# Stations in St. Louis and Denver enter shared agreement



## mhayes70 (Mar 21, 2006)

KTVI Fox 2 (Local TV Holdings Inc, LLC), KPLR CW 11 (Tribune Company) and KDVR Fox (Local TV Holdings Inc, LLC), KWGN CW (Tribune Company) enter into a shared agreement.

Pretty interesting.

http://www.myfoxstl.com/myfox/pages...n=1&locale=EN-US&layoutCode=TSTY&pageId=1.1.1


----------



## fluffybear (Jun 19, 2004)

A combined operation typically means loss of jobs. Day to day operations will be run by one group.
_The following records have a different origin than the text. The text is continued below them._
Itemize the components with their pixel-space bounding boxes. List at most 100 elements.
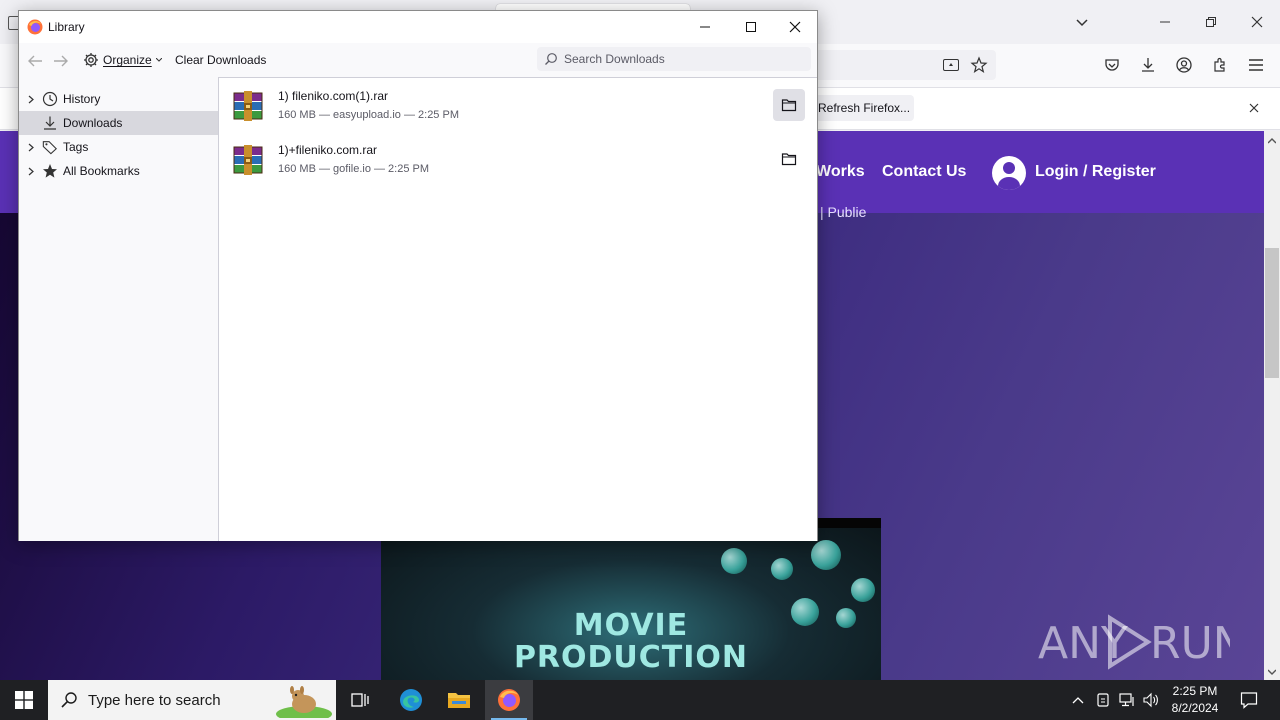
expand-twisty-icon[interactable] bbox=[25, 93, 37, 105]
close-icon bbox=[1249, 103, 1259, 113]
volume-icon[interactable] bbox=[1141, 690, 1161, 710]
chevron-down-icon bbox=[155, 58, 162, 62]
firefox-taskbar-button[interactable] bbox=[485, 680, 533, 720]
network-icon[interactable] bbox=[1117, 690, 1137, 710]
download-status: 160 MB — easyupload.io — 2:25 PM bbox=[278, 109, 459, 121]
bookmark-star-icon[interactable] bbox=[967, 54, 991, 76]
library-window: Library Organize Clear Downloads Search … bbox=[18, 10, 818, 541]
show-hidden-icons-chevron-up-icon[interactable] bbox=[1068, 690, 1088, 710]
organize-menu-button[interactable]: Organize bbox=[83, 49, 162, 71]
video-thumbnail[interactable]: MOVIE PRODUCTION bbox=[381, 518, 881, 680]
hamburger-menu-icon[interactable] bbox=[1244, 54, 1268, 76]
sidebar-item-downloads[interactable]: Downloads bbox=[19, 111, 218, 135]
minimize-icon bbox=[700, 26, 710, 27]
search-highlight-illustration-icon bbox=[276, 686, 332, 718]
extensions-icon[interactable] bbox=[1208, 54, 1232, 76]
action-center-button[interactable] bbox=[1234, 680, 1264, 720]
page-scrollbar[interactable] bbox=[1264, 131, 1280, 680]
edge-browser-icon bbox=[400, 689, 422, 711]
video-title: MOVIE PRODUCTION bbox=[513, 608, 749, 675]
folder-icon bbox=[781, 99, 797, 112]
svg-text:RUN: RUN bbox=[1150, 618, 1230, 669]
nav-link-works[interactable]: Works bbox=[816, 163, 865, 181]
browser-minimize-button[interactable] bbox=[1150, 8, 1180, 36]
task-view-icon bbox=[351, 693, 369, 707]
tag-icon bbox=[42, 139, 58, 155]
star-icon bbox=[42, 163, 58, 179]
browser-close-button[interactable] bbox=[1242, 8, 1272, 36]
download-filename: 1)+fileniko.com.rar bbox=[278, 143, 378, 157]
forward-button[interactable] bbox=[50, 51, 72, 71]
show-in-folder-button[interactable] bbox=[773, 89, 805, 121]
back-button[interactable] bbox=[24, 51, 46, 71]
start-button[interactable] bbox=[0, 680, 48, 720]
anyrun-watermark: ANY RUN bbox=[1038, 608, 1238, 672]
clock-icon bbox=[42, 91, 58, 107]
sidebar-item-tags[interactable]: Tags bbox=[19, 135, 218, 159]
downloads-list: 1) fileniko.com(1).rar 160 MB — easyuplo… bbox=[219, 77, 817, 541]
library-minimize-button[interactable] bbox=[682, 11, 728, 42]
sidebar-item-history[interactable]: History bbox=[19, 87, 218, 111]
login-register-link[interactable]: Login / Register bbox=[1035, 163, 1156, 181]
arrow-left-icon bbox=[28, 55, 42, 67]
reader-view-icon[interactable] bbox=[939, 54, 963, 76]
side-text: | Publie bbox=[820, 204, 867, 220]
sidebar-item-label: All Bookmarks bbox=[63, 164, 140, 178]
folder-icon bbox=[781, 153, 797, 166]
clear-downloads-button[interactable]: Clear Downloads bbox=[175, 49, 266, 71]
notification-close-button[interactable] bbox=[1244, 98, 1264, 118]
taskbar-search-box[interactable]: Type here to search bbox=[48, 680, 336, 720]
firefox-logo-icon bbox=[27, 19, 43, 35]
library-titlebar[interactable]: Library bbox=[19, 11, 817, 43]
show-in-folder-button[interactable] bbox=[773, 143, 805, 175]
scroll-down-arrow-icon[interactable] bbox=[1264, 664, 1280, 680]
nav-link-contact-us[interactable]: Contact Us bbox=[882, 163, 966, 181]
download-item[interactable]: 1)+fileniko.com.rar 160 MB — gofile.io —… bbox=[219, 132, 817, 186]
list-all-tabs-button[interactable] bbox=[1072, 12, 1092, 32]
chevron-down-icon bbox=[1076, 19, 1088, 27]
task-view-button[interactable] bbox=[336, 680, 384, 720]
winrar-archive-icon bbox=[233, 145, 263, 175]
edge-taskbar-button[interactable] bbox=[387, 680, 435, 720]
tray-app-icon[interactable] bbox=[1093, 690, 1113, 710]
library-maximize-button[interactable] bbox=[728, 11, 774, 42]
search-icon bbox=[61, 692, 77, 708]
search-downloads-box[interactable] bbox=[537, 47, 811, 71]
restore-icon bbox=[1206, 17, 1216, 27]
close-icon bbox=[789, 21, 801, 32]
system-clock[interactable]: 2:25 PM 8/2/2024 bbox=[1164, 683, 1226, 717]
library-sidebar: History Downloads Tags All Bookmarks bbox=[19, 77, 219, 541]
download-icon bbox=[42, 115, 58, 131]
clock-date: 8/2/2024 bbox=[1171, 701, 1219, 715]
scroll-up-arrow-icon[interactable] bbox=[1264, 133, 1280, 149]
maximize-icon bbox=[746, 21, 756, 32]
downloads-toolbar-icon[interactable] bbox=[1136, 54, 1160, 76]
expand-twisty-icon[interactable] bbox=[25, 165, 37, 177]
pocket-icon[interactable] bbox=[1100, 54, 1124, 76]
anyrun-logo-icon: ANY RUN bbox=[1038, 614, 1230, 670]
search-downloads-input[interactable] bbox=[564, 52, 804, 66]
scrollbar-thumb[interactable] bbox=[1265, 248, 1279, 378]
file-explorer-icon bbox=[448, 693, 470, 708]
library-close-button[interactable] bbox=[772, 11, 818, 42]
download-item[interactable]: 1) fileniko.com(1).rar 160 MB — easyuplo… bbox=[219, 78, 817, 132]
sidebar-item-label: Tags bbox=[63, 140, 89, 154]
download-status: 160 MB — gofile.io — 2:25 PM bbox=[278, 163, 430, 175]
account-icon[interactable] bbox=[1172, 54, 1196, 76]
browser-restore-button[interactable] bbox=[1196, 8, 1226, 36]
notification-icon bbox=[1240, 692, 1258, 709]
windows-taskbar: Type here to search 2:25 PM 8/2/2024 bbox=[0, 680, 1280, 720]
sidebar-item-all-bookmarks[interactable]: All Bookmarks bbox=[19, 159, 218, 183]
sidebar-item-label: History bbox=[63, 92, 101, 106]
sidebar-item-label: Downloads bbox=[63, 116, 123, 130]
clock-time: 2:25 PM bbox=[1172, 684, 1218, 698]
windows-logo-icon bbox=[15, 691, 33, 709]
user-avatar-icon[interactable] bbox=[992, 156, 1026, 190]
download-filename: 1) fileniko.com(1).rar bbox=[278, 89, 389, 103]
expand-twisty-icon[interactable] bbox=[25, 141, 37, 153]
refresh-firefox-button[interactable]: Refresh Firefox... bbox=[808, 95, 914, 121]
gear-icon bbox=[84, 53, 98, 67]
window-title: Library bbox=[48, 20, 85, 34]
file-explorer-taskbar-button[interactable] bbox=[435, 680, 483, 720]
organize-label: Organize bbox=[103, 53, 152, 67]
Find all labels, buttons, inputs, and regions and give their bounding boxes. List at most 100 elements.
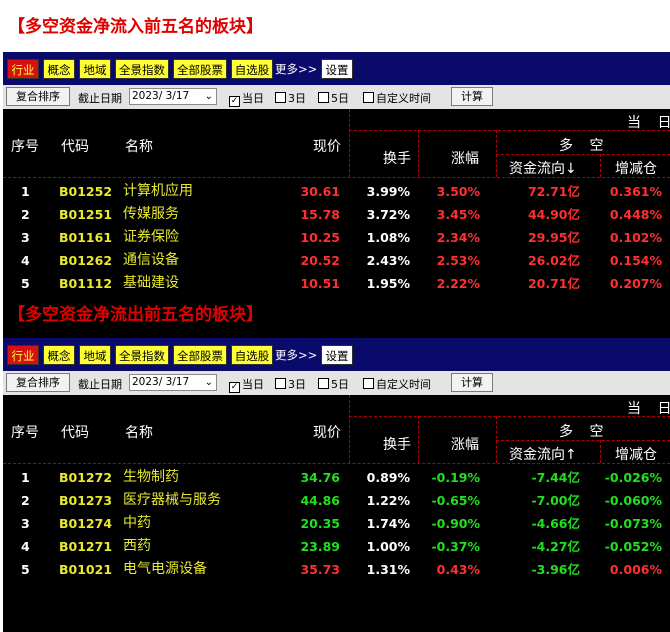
col-code-header[interactable]: 代码 (61, 136, 89, 156)
col-price-header[interactable]: 现价 (313, 422, 341, 442)
today-checkbox[interactable]: ✓ 当日 (229, 376, 264, 393)
row-name: 中药 (123, 515, 151, 531)
row-inc: -0.052% (604, 539, 662, 554)
date-label: 截止日期 (78, 92, 122, 105)
col-turnover-header[interactable]: 换手 (383, 434, 411, 454)
table-row[interactable]: 3 B01274 中药 20.35 1.74% -0.90% -4.66亿 -0… (3, 512, 670, 535)
col-index-header[interactable]: 序号 (11, 422, 39, 442)
row-inc: 0.361% (609, 184, 662, 199)
3day-checkbox[interactable]: 3日 (275, 376, 306, 392)
row-inc: 0.207% (609, 276, 662, 291)
row-turnover: 1.22% (366, 493, 410, 508)
table-row[interactable]: 2 B01251 传媒服务 15.78 3.72% 3.45% 44.90亿 0… (3, 203, 670, 226)
row-inc: 0.154% (609, 253, 662, 268)
period-header: 当 日 (627, 115, 670, 131)
col-code-header[interactable]: 代码 (61, 422, 89, 442)
checkbox-icon (318, 378, 329, 389)
row-name: 基础建设 (123, 275, 179, 291)
custom-time-label: 自定义时间 (376, 92, 431, 105)
row-flow: 29.95亿 (527, 230, 580, 245)
row-change: 3.50% (436, 184, 480, 199)
nav-panorama-index-tab[interactable]: 全景指数 (115, 345, 169, 365)
chevron-down-icon: ⌄ (204, 377, 213, 388)
table-row[interactable]: 4 B01262 通信设备 20.52 2.43% 2.53% 26.02亿 0… (3, 249, 670, 272)
row-name: 通信设备 (123, 252, 179, 268)
custom-time-checkbox[interactable]: 自定义时间 (363, 90, 431, 106)
custom-time-label: 自定义时间 (376, 378, 431, 391)
nav-region-tab[interactable]: 地域 (79, 345, 111, 365)
composite-sort-button[interactable]: 复合排序 (6, 373, 70, 392)
table-row[interactable]: 3 B01161 证券保险 10.25 1.08% 2.34% 29.95亿 0… (3, 226, 670, 249)
col-name-header[interactable]: 名称 (125, 136, 153, 156)
check-icon: ✓ (229, 382, 240, 393)
nav-concept-tab[interactable]: 概念 (43, 345, 75, 365)
row-flow: 26.02亿 (527, 253, 580, 268)
nav-industry-tab[interactable]: 行业 (7, 345, 39, 365)
row-change: -0.19% (431, 470, 480, 485)
row-code: B01271 (59, 539, 113, 554)
table-row[interactable]: 1 B01272 生物制药 34.76 0.89% -0.19% -7.44亿 … (3, 466, 670, 489)
table-row[interactable]: 4 B01271 西药 23.89 1.00% -0.37% -4.27亿 -0… (3, 535, 670, 558)
category-nav: 行业 概念 地域 全景指数 全部股票 自选股 更多>> 设置 (3, 52, 670, 85)
5day-checkbox[interactable]: 5日 (318, 376, 349, 392)
col-flow-header[interactable]: 资金流向↑ (509, 444, 577, 464)
long-short-group-header: 多 空 (559, 138, 610, 154)
col-turnover-header[interactable]: 换手 (383, 148, 411, 168)
col-inc-header[interactable]: 增减仓 (615, 444, 657, 464)
nav-concept-tab[interactable]: 概念 (43, 59, 75, 79)
col-name-header[interactable]: 名称 (125, 422, 153, 442)
nav-panorama-index-tab[interactable]: 全景指数 (115, 59, 169, 79)
today-label: 当日 (242, 378, 264, 391)
today-checkbox[interactable]: ✓ 当日 (229, 90, 264, 107)
date-picker[interactable]: 2023/ 3/17 ⌄ (129, 88, 217, 105)
row-price: 35.73 (300, 562, 340, 577)
row-turnover: 1.74% (366, 516, 410, 531)
nav-more-link[interactable]: 更多>> (275, 59, 317, 79)
settings-button[interactable]: 设置 (321, 59, 353, 79)
nav-region-tab[interactable]: 地域 (79, 59, 111, 79)
3day-checkbox[interactable]: 3日 (275, 90, 306, 106)
table-row[interactable]: 5 B01112 基础建设 10.51 1.95% 2.22% 20.71亿 0… (3, 272, 670, 295)
row-change: -0.65% (431, 493, 480, 508)
row-flow: 72.71亿 (527, 184, 580, 199)
5day-checkbox[interactable]: 5日 (318, 90, 349, 106)
row-turnover: 1.31% (366, 562, 410, 577)
nav-all-stocks-tab[interactable]: 全部股票 (173, 345, 227, 365)
col-change-header[interactable]: 涨幅 (451, 434, 479, 454)
checkbox-icon (363, 378, 374, 389)
col-change-header[interactable]: 涨幅 (451, 148, 479, 168)
row-inc: -0.073% (604, 516, 662, 531)
long-short-group-header: 多 空 (559, 424, 610, 440)
table-row[interactable]: 5 B01021 电气电源设备 35.73 1.31% 0.43% -3.96亿… (3, 558, 670, 581)
col-index-header[interactable]: 序号 (11, 136, 39, 156)
3day-label: 3日 (288, 92, 306, 105)
inflow-heading: 【多空资金净流入前五名的板块】 (8, 17, 263, 37)
date-picker[interactable]: 2023/ 3/17 ⌄ (129, 374, 217, 391)
custom-time-checkbox[interactable]: 自定义时间 (363, 376, 431, 392)
5day-label: 5日 (331, 378, 349, 391)
today-label: 当日 (242, 92, 264, 105)
col-flow-header[interactable]: 资金流向↓ (509, 158, 577, 178)
date-label: 截止日期 (78, 378, 122, 391)
table-row[interactable]: 1 B01252 计算机应用 30.61 3.99% 3.50% 72.71亿 … (3, 180, 670, 203)
check-icon: ✓ (229, 96, 240, 107)
nav-all-stocks-tab[interactable]: 全部股票 (173, 59, 227, 79)
col-inc-header[interactable]: 增减仓 (615, 158, 657, 178)
composite-sort-button[interactable]: 复合排序 (6, 87, 70, 106)
nav-industry-tab[interactable]: 行业 (7, 59, 39, 79)
table-row[interactable]: 2 B01273 医疗器械与服务 44.86 1.22% -0.65% -7.0… (3, 489, 670, 512)
settings-button[interactable]: 设置 (321, 345, 353, 365)
checkbox-icon (318, 92, 329, 103)
category-nav: 行业 概念 地域 全景指数 全部股票 自选股 更多>> 设置 (3, 338, 670, 371)
nav-watchlist-tab[interactable]: 自选股 (231, 59, 273, 79)
col-price-header[interactable]: 现价 (313, 136, 341, 156)
row-turnover: 2.43% (366, 253, 410, 268)
nav-watchlist-tab[interactable]: 自选股 (231, 345, 273, 365)
checkbox-icon (275, 92, 286, 103)
row-index: 2 (21, 493, 30, 508)
calculate-button[interactable]: 计算 (451, 87, 493, 106)
calculate-button[interactable]: 计算 (451, 373, 493, 392)
row-index: 4 (21, 539, 30, 554)
nav-more-link[interactable]: 更多>> (275, 345, 317, 365)
outflow-panel: 行业 概念 地域 全景指数 全部股票 自选股 更多>> 设置 复合排序 截止日期… (3, 338, 670, 632)
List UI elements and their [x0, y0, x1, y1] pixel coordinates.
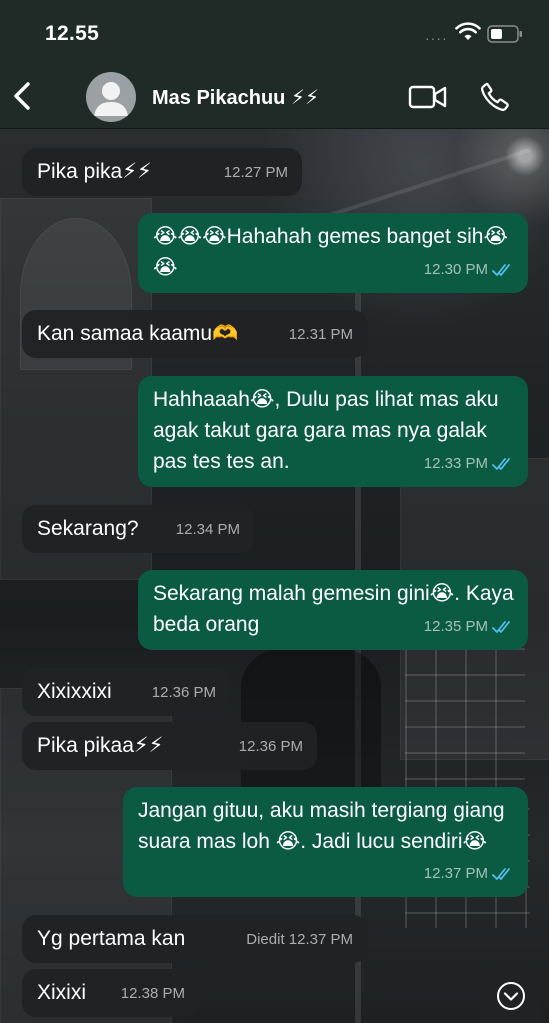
- phone-icon: [480, 82, 509, 112]
- message-incoming[interactable]: Sekarang? 12.34 PM: [22, 505, 254, 553]
- video-camera-icon: [408, 85, 447, 109]
- message-text: Sekarang?: [37, 517, 139, 540]
- chevron-left-icon: [14, 82, 30, 110]
- status-bar: 12.55 ····: [0, 0, 549, 66]
- message-text: Kan samaa kaamu🫶: [37, 322, 239, 345]
- back-button[interactable]: [8, 78, 40, 114]
- message-time: 12.38 PM: [120, 985, 185, 1002]
- status-time: 12.55: [45, 22, 100, 45]
- message-incoming[interactable]: Xixixxixi 12.36 PM: [22, 668, 230, 716]
- contact-avatar[interactable]: [86, 72, 136, 122]
- message-incoming[interactable]: Kan samaa kaamu🫶 12.31 PM: [22, 310, 367, 358]
- message-outgoing[interactable]: 😭😭😭Hahahah gemes banget sih😭😭 12.30 PM: [138, 213, 528, 293]
- message-time: 12.33 PM: [423, 455, 488, 472]
- message-incoming[interactable]: Pika pikaa⚡⚡ 12.36 PM: [22, 722, 317, 770]
- message-text: Xixixxixi: [37, 680, 112, 703]
- wifi-icon: [455, 22, 481, 47]
- message-time: Diedit 12.37 PM: [246, 931, 353, 948]
- message-text: Jangan gituu, aku masih tergiang giang s…: [138, 799, 511, 853]
- voice-call-button[interactable]: [478, 80, 512, 114]
- read-receipt-icon: [492, 867, 510, 880]
- read-receipt-icon: [492, 620, 510, 633]
- message-text: Xixixi: [37, 981, 87, 1004]
- message-incoming[interactable]: Pika pika⚡⚡ 12.27 PM: [22, 148, 302, 196]
- message-text: Pika pikaa⚡⚡: [37, 734, 164, 757]
- video-call-button[interactable]: [408, 82, 448, 112]
- chevron-down-circle-icon: [497, 982, 525, 1010]
- message-time: 12.30 PM: [423, 261, 488, 278]
- read-receipt-icon: [492, 457, 510, 470]
- message-incoming[interactable]: Xixixi 12.38 PM: [22, 969, 199, 1017]
- chat-header: Mas Pikachuu ⚡⚡: [0, 66, 549, 129]
- contact-name[interactable]: Mas Pikachuu ⚡⚡: [152, 85, 319, 110]
- message-incoming[interactable]: Yg pertama kan Diedit 12.37 PM: [22, 915, 367, 963]
- message-time: 12.31 PM: [288, 326, 353, 343]
- message-text: Yg pertama kan: [37, 927, 186, 950]
- message-outgoing[interactable]: Hahhaaah😭, Dulu pas lihat mas aku agak t…: [138, 376, 528, 487]
- message-time: 12.36 PM: [151, 684, 216, 701]
- message-text: Pika pika⚡⚡: [37, 160, 152, 183]
- message-time: 12.34 PM: [175, 521, 240, 538]
- message-outgoing[interactable]: Sekarang malah gemesin gini😭. Kaya beda …: [138, 570, 528, 650]
- cellular-signal-icon: ····: [425, 30, 448, 46]
- message-outgoing[interactable]: Jangan gituu, aku masih tergiang giang s…: [123, 787, 528, 897]
- message-time: 12.27 PM: [223, 164, 288, 181]
- default-avatar-icon: [94, 82, 128, 116]
- message-time: 12.35 PM: [423, 618, 488, 635]
- battery-icon: [487, 25, 523, 48]
- scroll-to-bottom-button[interactable]: [480, 965, 542, 1023]
- message-time: 12.36 PM: [238, 738, 303, 755]
- message-time: 12.37 PM: [423, 865, 488, 882]
- read-receipt-icon: [492, 263, 510, 276]
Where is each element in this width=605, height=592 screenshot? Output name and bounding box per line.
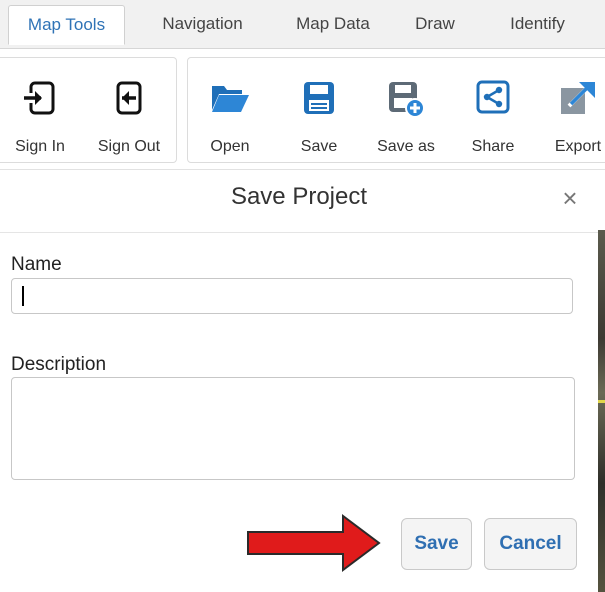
ribbon-toolbar: Sign In Sign Out Open Save Save as Share… [0, 49, 605, 170]
open-button[interactable]: Open [188, 58, 272, 162]
save-ribbon-label: Save [300, 138, 338, 155]
sign-out-button[interactable]: Sign Out [86, 58, 172, 162]
save-as-button[interactable]: Save as [364, 58, 448, 162]
open-label: Open [210, 138, 250, 155]
share-label: Share [471, 138, 515, 155]
folder-open-icon [210, 80, 250, 119]
close-icon[interactable]: × [556, 184, 584, 212]
export-button[interactable]: Export [538, 58, 605, 162]
tab-draw[interactable]: Draw [405, 5, 465, 43]
save-button[interactable]: Save [401, 518, 472, 570]
dialog-header: Save Project × [0, 170, 598, 233]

Things I have read on this lead me to think Fox will be running both stations (even though there is no official word). Expect in each market that one reporter will cover the stories for both stations. Reporters will also hold their microphone in a fashion to show both station logos.

This LMA could very well be a predecessor to Fox actually purchasing both stations if and when Tribune decides to sell them.


----------



## Phil T (Mar 25, 2002)

More from AVS Forums :

http://www.avsforum.com/avs-vb/showthread.php?p=14687076#post14687076


----------



## mhayes70 (Mar 21, 2006)

fluffybear said:


> A combined operation typically means loss of jobs. Day to day operations will be run by one group. Things I have read on this lead me to think Fox will be running both stations (even though there is no official word). Expect in each market that one reporter will cover the stories for both stations. Reporters will also hold their microphone in a fashion to show both station logos.
> 
> This LMA could very well be a predecessor to Fox actually purchasing both stations if and when Tribune decides to sell them.


That is my take on it also. My guess it that most of the Fox people would stay. Because that is a more established/better news crew than the CW. But, you never know. We will just wait and see how they do this.


----------



## Stuart Sweet (Jun 19, 2006)

I know there are stations in Southern California that share operations with ones in Arizona, so it's not unheard of.


----------



## phox_mulder (Nov 1, 2007)

There is a station in Salt Lake City that runs one station in Rhode Island and 3 in Florida.
4 different Network affiliations, 5 if you count RTN (Retro Television Network)

Not that I have any first hand knowledge of this, if any of the bosses are reading.


phox


----------